When I first decided to study abroad in Serbia and Bosnia-Herzegovina, I was not sure if I would feel comfortable. I did not know the language of either country, and I had heard that they were not very racially diverse nations. Thus, I was not sure what to expect in terms of how people would view me. However, my experiences upon arriving in Serbia and Bosnia-Herzegovina were more fulfilling and eye opening than I could have imagined.
The first community I connected with abroad was my peers from Northwestern. I only knew a few people beforehand, so I wasn’t sure if I would feel comfortable with everyone. However, my group ended up becoming a close-knit and dependable community. I came to value the chance to reflect on our experiences. We learned about the recent civil wars and turmoil in Serbia and Bosnia-Herzegovina, which was overwhelming at times.
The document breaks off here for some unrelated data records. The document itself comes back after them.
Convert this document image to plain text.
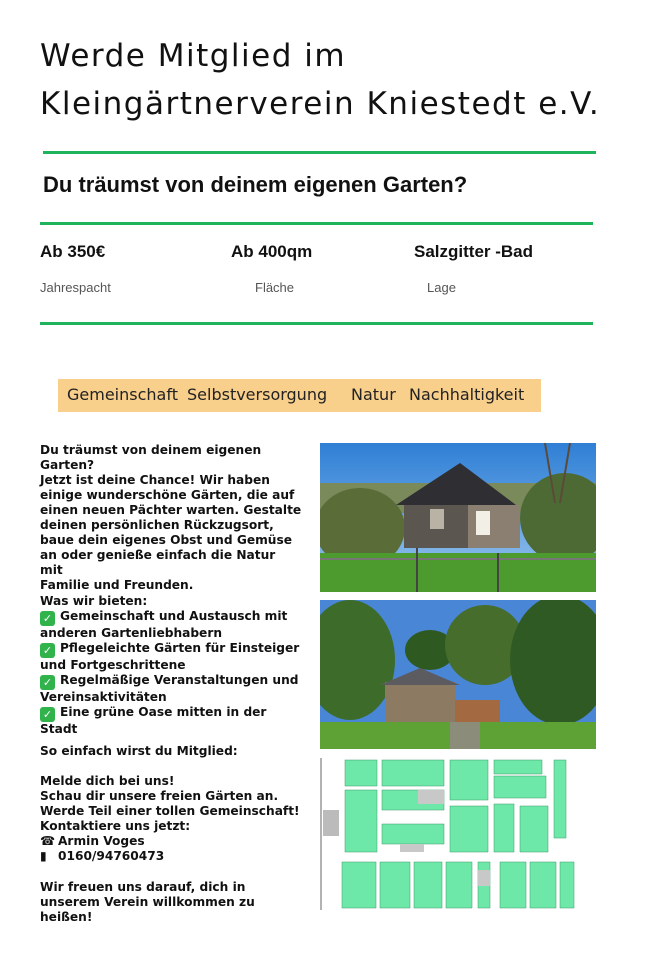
Werde Mitglied im
Kleingärtnerverein Kniestedt e.V.
Du träumst von deinem eigenen Garten?
Ab 350€	Ab 400qm	Salzgitter -Bad
Jahrespacht	Fläche	Lage
Gemeinschaft Selbstversorgung Natur Nachhaltigkeit
Du träumst von deinem eigenen
Garten?
Jetzt ist deine Chance! Wir haben
einige wunderschöne Gärten, die auf
einen neuen Pächter warten. Gestalte
deinen persönlichen Rückzugsort,
baue dein eigenes Obst und Gemüse
an oder genieße einfach die Natur mit
Familie und Freunden.
Was wir bieten:
✓ Gemeinschaft und Austausch mit
anderen Gartenliebhabern
✓ Pflegeleichte Gärten für Einsteiger
und Fortgeschrittene
✓ Regelmäßige Veranstaltungen und
Vereinsaktivitäten
✓ Eine grüne Oase mitten in der
Stadt
So einfach wirst du Mitglied:
Melde dich bei uns!
Schau dir unsere freien Gärten an.
Werde Teil einer tollen Gemeinschaft!
Kontaktiere uns jetzt:
☎ Armin Voges
▮ 0160/94760473
Wir freuen uns darauf, dich in
unserem Verein willkommen zu
heißen!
I would not have been able to grow as much as I did without my peers, who taught me a lot about myself and about how to process my emotions and experiences. Many of my friends had journals or diaries, so I started to journal, too. Having a journal helped me track the most memorable experiences I had, and encouraged me to write down goals for the future. These goals were simple, but often reflected positive qualities I learned from my peers, such as being motivated by my passions.
The community that taught me the most, however, was the locals. Despite the jaded or cynical perspectives we expected from people who have suffered through tragedy, I found a humility and a warmth in the people there. The locals take care of each other and everyone they meet. When a taxi driver talked to us about life during the violent Siege of Sarajevo, he said it made him a more humble person, because everyone is living with pain. The profound sadness of this statement made me think about how the people we met were much more aware of others around them. I learned to open myself up to conversations with local people, and I hope that I can integrate this openness and awareness of others into my life back home as well, because it would help me be more empathetic the way so many Serbians and Bosnians were to me.
My time abroad taught me how to value the experiences of every person I meet, and always be open to learning from them. I did not always agree with every person’s point of view, but I learned that I cannot judge someone for his or her beliefs without first attempting to be understanding. In a time where the United States is experiencing such deep divisions, learning this lesson in a different part of the world helped me gain some perspective on our current situation. As I move forward in life, I hope I will be able to keep this openness and continue to learn from the people around me.